Komparatif.ID, Lima— Demo tuntut Presiden Peru mundur “takeover of Lima” meningkat menjadi kericuhan antara pengunjuk rasa dan polisi anti huru hara pada Kamis malam (19/1/2023) di ibu kota Peru,Lima.
Ribuan pengunjuk rasa dari seluruh negeri mengalir ke Lima awal pekan ini untuk mengambil bagian dalam pawai besar-besaran menuntut pengunduran diri Presiden Dina Boluarte.
Dalam pidato televisi larut malam, Boluarte mengatakan polisi telah mengendalikan protes dan mereka yang bertanggung jawab atas kekerasan dan vandalisme tidak akan dibiarkan “tanpa hukuman”.

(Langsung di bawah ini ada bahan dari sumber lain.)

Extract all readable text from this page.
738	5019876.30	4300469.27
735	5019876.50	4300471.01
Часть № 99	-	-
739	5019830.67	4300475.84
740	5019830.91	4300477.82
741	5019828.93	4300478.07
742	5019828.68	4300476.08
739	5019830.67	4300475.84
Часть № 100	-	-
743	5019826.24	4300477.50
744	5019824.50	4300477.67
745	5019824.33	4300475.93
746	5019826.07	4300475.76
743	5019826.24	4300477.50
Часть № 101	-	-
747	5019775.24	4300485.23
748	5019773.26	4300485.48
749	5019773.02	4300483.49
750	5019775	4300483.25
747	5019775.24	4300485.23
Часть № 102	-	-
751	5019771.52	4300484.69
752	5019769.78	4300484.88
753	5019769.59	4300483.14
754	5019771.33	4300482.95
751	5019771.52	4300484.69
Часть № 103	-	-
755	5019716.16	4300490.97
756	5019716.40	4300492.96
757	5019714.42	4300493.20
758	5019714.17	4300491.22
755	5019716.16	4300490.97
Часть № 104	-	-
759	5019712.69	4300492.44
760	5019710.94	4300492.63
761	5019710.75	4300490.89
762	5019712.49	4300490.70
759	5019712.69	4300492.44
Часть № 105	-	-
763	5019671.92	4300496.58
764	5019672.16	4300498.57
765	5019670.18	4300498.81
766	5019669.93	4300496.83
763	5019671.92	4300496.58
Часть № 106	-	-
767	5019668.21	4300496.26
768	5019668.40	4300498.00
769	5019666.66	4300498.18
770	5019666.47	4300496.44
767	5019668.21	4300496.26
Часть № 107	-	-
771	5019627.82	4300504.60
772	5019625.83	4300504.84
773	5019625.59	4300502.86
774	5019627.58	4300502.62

Presiden Boluarte menambahkan “ini bukan pawai damai”. Ia mengklaim bahwa protes tersebut “tidak memiliki agenda sosial” melainkan berusaha untuk “melanggar aturan hukum, menimbulkan kekacauan dan kekacauan, serta merebut kekuasaan”.
“Kepada rakyat Peru, kepada mereka yang ingin bekerja dalam damai dan kepada mereka yang melakukan aksi protes, saya katakan: Saya tidak akan bosan mengajak mereka untuk berdialog dengan baik, untuk memberitahu mereka bahwa kami bekerja untuk negara,” ucap Boluarte via The Guardian.
Laporan kantor ombudsman Peru ketika pengunjuk rasa dilaporkan mencoba menyerbu bandara, setidaknya satu orang pengunjuk rasa tewas dan sekitar 10 lainnya cedera dalam bentrokan dengan polisi di kota selatan Arequipa.
Kemarahan atas meningkatnya jumlah kematian telah memicu meningkatnya protes, hal itu dimulai pada awal Desember lalu untuk mendukung mantan presiden Pedro Castillo yang digulingkan.
Namun hal tersebut mulai bergeser secara besar-besaran untuk menuntut pengunduran diri Boluarte, penutupan Kongres dan pemilihan baru. Boluarte adalah wakil presiden Castillo dan menggantikannya setelah dia berusaha menutup Kongres dan memerintah dengan keputusan pada 7 Desember 2022.
Baca juga: Rangkuman Krisis Sri Lanka: Dari Inflasi Hingga Presiden Mengundurkan Diri
Massa Tolak Boluarte
Sebelumnya, ribuan orang berbaris di sekitar alun-alun San Martín di Lima, mereka memegang spanduk bertuliskan “Dina, pembunuh, orang-orang menolakmu”. Organisasi keamanan petani yang dikenal sebagai ronderos membawa cambuk tradisional dan wanita pribumi mengenakan rok tradisional berwarna-warni.
“Kami menginginkan keadilan, kami tidak ingin kematian kami dilupakan, Kami ingin perampas itu keluar, dia tidak mewakili kami,” kata Zulema Chacón kepada Guardian.
Presiden perempuan pertama Peru Boluarte pada pekan lalu menegaskan dia tidak akan mengundurkan diri. Ia lalu bertemu dengan perwakilan dari Kantor Komisaris Tinggi PBB untuk Hak Asasi Manusia.
Duta besar AS dan Inggris untuk Peru menyambut baik pertemuan tersebut, dan mengeluarkan pernyataan pada hari Kamis (13/1/2023) menyerukan masa untuk tenang dan mendesak pemerintah untuk berdialog.